2013年9月24日星期二

Cigars - Famous Cigar Lovers Including Groucho Marx And Mark Twain

As more and more entertainment venues close themselves off to the rich, complicated odor of cigar smoke, perhaps it's time to remind ourselves that some of history's great artists - writers, entertainers, musicians - were not just smokers but cigar lovers. From comedians to social critics, from rockstar pianists to Christian apologists, these luminaries found the taste of cigars to be their eleventh muse.


Groucho Marx
With his bushy eyebrows, ducklike walk and - yes - that omnipresent cigar, Groucho Marx (1890-1977) was among the most recognizable of American comedians. And with his legendary wit, he remains one of the greatest. Born into a showbiz family (his uncle was a well-known vaudeville performer), Julius Marx - "Groucho" in later life - was already singing onstage by the age of fifteen, both alone and as part of a quintet with his four brothers. After an especially bad performance in Texas, the brothers began cracking jokes to each other onstage; to their surprise, the Texas crowd liked their jokes better than their singing. The Marx brothers, lower case, became The Marx Brothers. They conquered vaudeville, Broadway, and eventually Hollywood with their rapid-fire comic repartee; their best films include Duck Soup (1933) and A Night at the Opera (1935).

In addition to his other accomplishments, Marx was a furious autodidact and an avid reader - he once remarked, "I find television very educational. Every time someone switches it on I go into another room and read a good book." He maintained friendships by correspondence with such writers as T.S. Eliot and Carl Sandburg. He also maintained a long love affair with cigars, quipping that "A woman is an occasional pleasure but a cigar is always a smoke."

G.K. Chesterton
Nobody ever wrote more eloquently about the taste of a good cigar than the popular English author G.K. Chesterton (1874-1936). On the other hand - in a career that spanned 80 books, 200 short stories, 4000 essays, and a scattering of poems and plays - there are few things Chesterton didn't, at some point, write about eloquently. Loved for his religious works, his mystery stories and fantasy novels, his essays, and his social criticism, Chesterton left behind a fan club anyone would envy: Ernest Hemingway, Orson Welles, Franz Kafka, Gabriel Garcia Marquez. Dorothy Day, Mohandas K. Gandhi, and Irish Republican Army leader Michael Collins. Director Ingmar Bergman and novelist/comic creator Neil Gaiman. Conservative pundits and liberal journalists, literary critics and social activists, Christians (of which Chesterton was one) and others - his influence knows no bounds.

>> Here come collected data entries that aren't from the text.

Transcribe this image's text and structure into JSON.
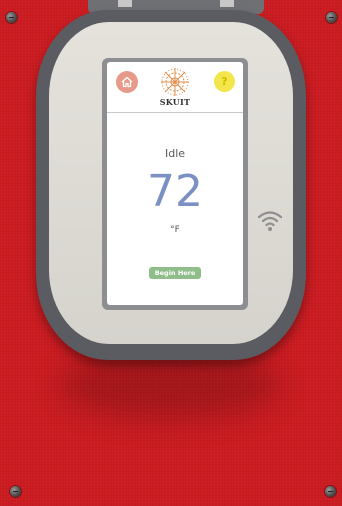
{
  "colors": {
    "panel_red": "#c81a1f",
    "home_button": "#e89a8a",
    "help_button": "#f3e64b",
    "temperature": "#7c90c4",
    "begin_button": "#8fbe8a"
  },
  "thermostat": {
    "brand": "SKUIT",
    "header": {
      "home_icon": "home-icon",
      "help_icon": "question-icon",
      "help_glyph": "?"
    },
    "status": "Idle",
    "temperature": "72",
    "unit": "°F",
    "begin_button_label": "Begin Here"
  },
  "device": {
    "wifi_icon": "wifi-icon"
  }
}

Chesterton's unique philosophy was rooted in his robust enjoyment of all life's pleasures - including his ever-present cigar. In an era when many well-known Christians defined themselves by the pleasures they avoided, he championed the virtue of moderation, writing "Let us praise God for beer and wine by not drinking too much of them."


Mark Twain
Samuel Langhorne Clemens (1835-1910) was born, and died, when Halley's Comet was in the sky. In the 75 years between those two appearances, he led an appropriately unique, prodigious life, working as a sailor, soldier, publisher, inventor, and lecturer, all the while creating the most unique body of work in American literature. Of course he's best known for the iconic Tom Sawyer (1876) and its infinitely better sequel, Adventures of Huckleberry Finn (1886), but he could also be, by turns, a brave social critic, a champion of the poor and persecuted, a savagely funny satirist, a genial entertainer, and a devoted family man and friend. He was also devoted to his cigars, rarely appearing without them.

Franz Liszt
The Hungarian composer and pianist (1811-1886) once claimed that "a good Cuban cigar closes the doors to the vulgarities of the world." So, for many listeners, does Liszt's passionately Romantic music. Already a performing pianist by the age of nine, Liszt's mastery of the instrument was so great that it freed him up to write works for the piano that simply weren't technically possible before his ascendancy - no one before him could have hit all those notes. His music influenced the future of composing, while his playing has influenced every significant pianist since. And his great fame - especially with women, who fought over his used handkerchiefs - made him a prototype of the satyr-like, charismatic rock star, a nineteenth-century Mick Jagger. (And what would a nineteenth-century Mick Jagger be without a good smoke?)